ところが、ロウソクというものは、大きくしたり灯芯を太くしたりしていくと、少しは大きくすることが出来るそうですが、ある程度の大きさを超えてしまうと炎の形が壊れて、メラメラぼうぼうと盛んな火になってしまうのだそうです。

結局、ロウソクの可愛らしい灯火は、ロウソクでしか灯せないことが分かったそうです。

さて、クリスマスに先立って、12月8日にはお釈迦さまが悟りを開いた成道会を迎えました。

お釈迦さまは「自らを燈明とせよ」と説きました。

この時に、お釈迦さまの胸に灯されていたのは、どんな炎だったのでしょう。

私は、大きく燃え上がる炎ではなくて、小さなロウソクの炎のような、小さな灯芯に灯される小さな灯火だったのではないかと思います。

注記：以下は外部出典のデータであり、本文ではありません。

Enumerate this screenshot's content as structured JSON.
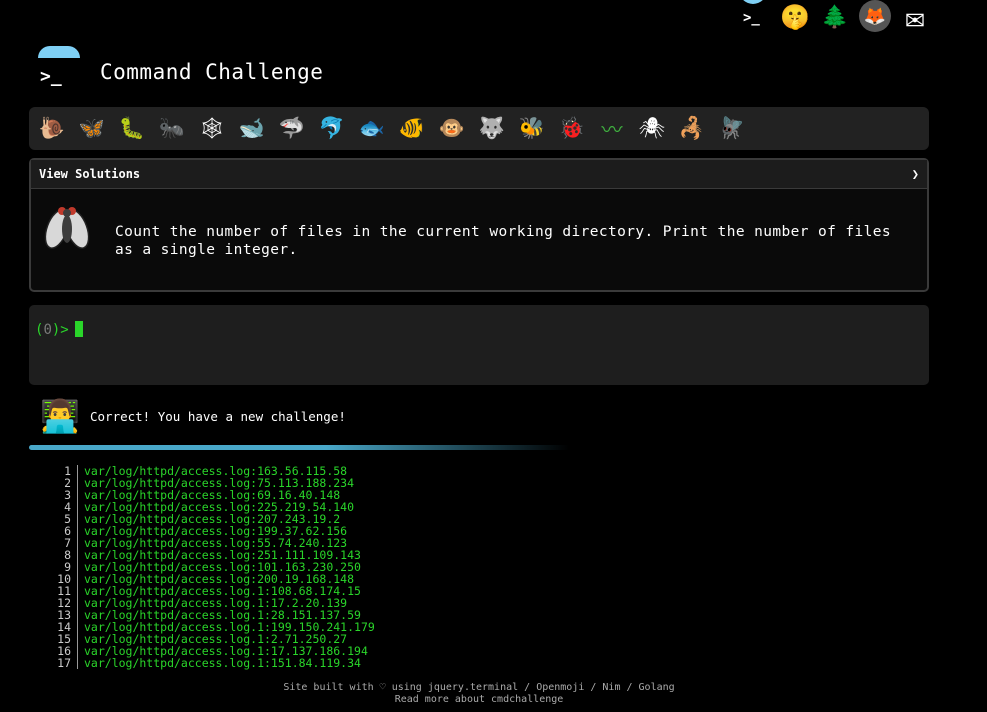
{
  "header": {
    "title": "Command Challenge"
  },
  "logo_symbol": ">_",
  "top_icons": [
    {
      "name": "terminal-icon",
      "glyph": ">_"
    },
    {
      "name": "shushing-face-icon",
      "glyph": "🤫"
    },
    {
      "name": "tree-icon",
      "glyph": "🌲"
    },
    {
      "name": "gitlab-icon",
      "glyph": "🦊"
    },
    {
      "name": "mail-icon",
      "glyph": "✉"
    }
  ],
  "challenges": [
    {
      "name": "snail-icon",
      "glyph": "🐌"
    },
    {
      "name": "butterfly-icon",
      "glyph": "🦋"
    },
    {
      "name": "caterpillar-icon",
      "glyph": "🐛"
    },
    {
      "name": "ant-icon",
      "glyph": "🐜"
    },
    {
      "name": "spiderweb-icon",
      "glyph": "🕸"
    },
    {
      "name": "whale-icon",
      "glyph": "🐋"
    },
    {
      "name": "shark-icon",
      "glyph": "🦈"
    },
    {
      "name": "dolphin-icon",
      "glyph": "🐬"
    },
    {
      "name": "fish-icon",
      "glyph": "🐟"
    },
    {
      "name": "tropical-fish-icon",
      "glyph": "🐠"
    },
    {
      "name": "monkey-face-icon",
      "glyph": "🐵"
    },
    {
      "name": "wolf-icon",
      "glyph": "🐺"
    },
    {
      "name": "bee-icon",
      "glyph": "🐝"
    },
    {
      "name": "ladybug-icon",
      "glyph": "🐞"
    },
    {
      "name": "worm-icon",
      "glyph": "〰"
    },
    {
      "name": "spider-icon",
      "glyph": "🕷"
    },
    {
      "name": "scorpion-icon",
      "glyph": "🦂"
    },
    {
      "name": "fly-icon",
      "glyph": "🪰"
    }
  ],
  "panel": {
    "header_label": "View Solutions",
    "chevron": "❯",
    "description": "Count the number of files in the current working directory. Print the number of files as a single integer."
  },
  "terminal": {
    "prompt_open": "(",
    "prompt_num": "0",
    "prompt_close": ")>"
  },
  "feedback": {
    "avatar_glyph": "👨‍💻",
    "message": "Correct! You have a new challenge!"
  },
  "output": [
    {
      "n": "1",
      "v": "var/log/httpd/access.log:163.56.115.58"
    },
    {
      "n": "2",
      "v": "var/log/httpd/access.log:75.113.188.234"
    },
    {
      "n": "3",
      "v": "var/log/httpd/access.log:69.16.40.148"
    },
    {
      "n": "4",
      "v": "var/log/httpd/access.log:225.219.54.140"
    },
    {
      "n": "5",
      "v": "var/log/httpd/access.log:207.243.19.2"
    },
    {
      "n": "6",
      "v": "var/log/httpd/access.log:199.37.62.156"
    },
    {
      "n": "7",
      "v": "var/log/httpd/access.log:55.74.240.123"
    },
    {
      "n": "8",
      "v": "var/log/httpd/access.log:251.111.109.143"
    },
    {
      "n": "9",
      "v": "var/log/httpd/access.log:101.163.230.250"
    },
    {
      "n": "10",
      "v": "var/log/httpd/access.log:200.19.168.148"
    },
    {
      "n": "11",
      "v": "var/log/httpd/access.log.1:108.68.174.15"
    },
    {
      "n": "12",
      "v": "var/log/httpd/access.log.1:17.2.20.139"
    },
    {
      "n": "13",
      "v": "var/log/httpd/access.log.1:28.151.137.59"
    },
    {
      "n": "14",
      "v": "var/log/httpd/access.log.1:199.150.241.179"
    },
    {
      "n": "15",
      "v": "var/log/httpd/access.log.1:2.71.250.27"
    },
    {
      "n": "16",
      "v": "var/log/httpd/access.log.1:17.137.186.194"
    },
    {
      "n": "17",
      "v": "var/log/httpd/access.log.1:151.84.119.34"
    }
  ],
  "footer": {
    "line1": "Site built with ♡ using jquery.terminal / Openmoji / Nim / Golang",
    "line2": "Read more about cmdchallenge"
  },
  "colors": {
    "accent": "#7fd0f5",
    "terminal_green": "#2ad52a",
    "divider": "#49a8c9"
  }
}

大きく、立派な形にしようとしてもできない、自分自身の器のサイズに相応しい姿かたちの炎。

それは小さなキャンドルかもしれませんが、燃え盛って姿や形が乱れることもない、ほのかだけれど、静かに人生の道を照らす。

そういうちょうど良い大きさの炎となって生きる。

クリスマスを前に、自分自身をひとつの灯として、ちょうど良いかどうか見つめ直してみませんか。

自分自身について、大切な気づきの贈り物があるかもしれませんよ。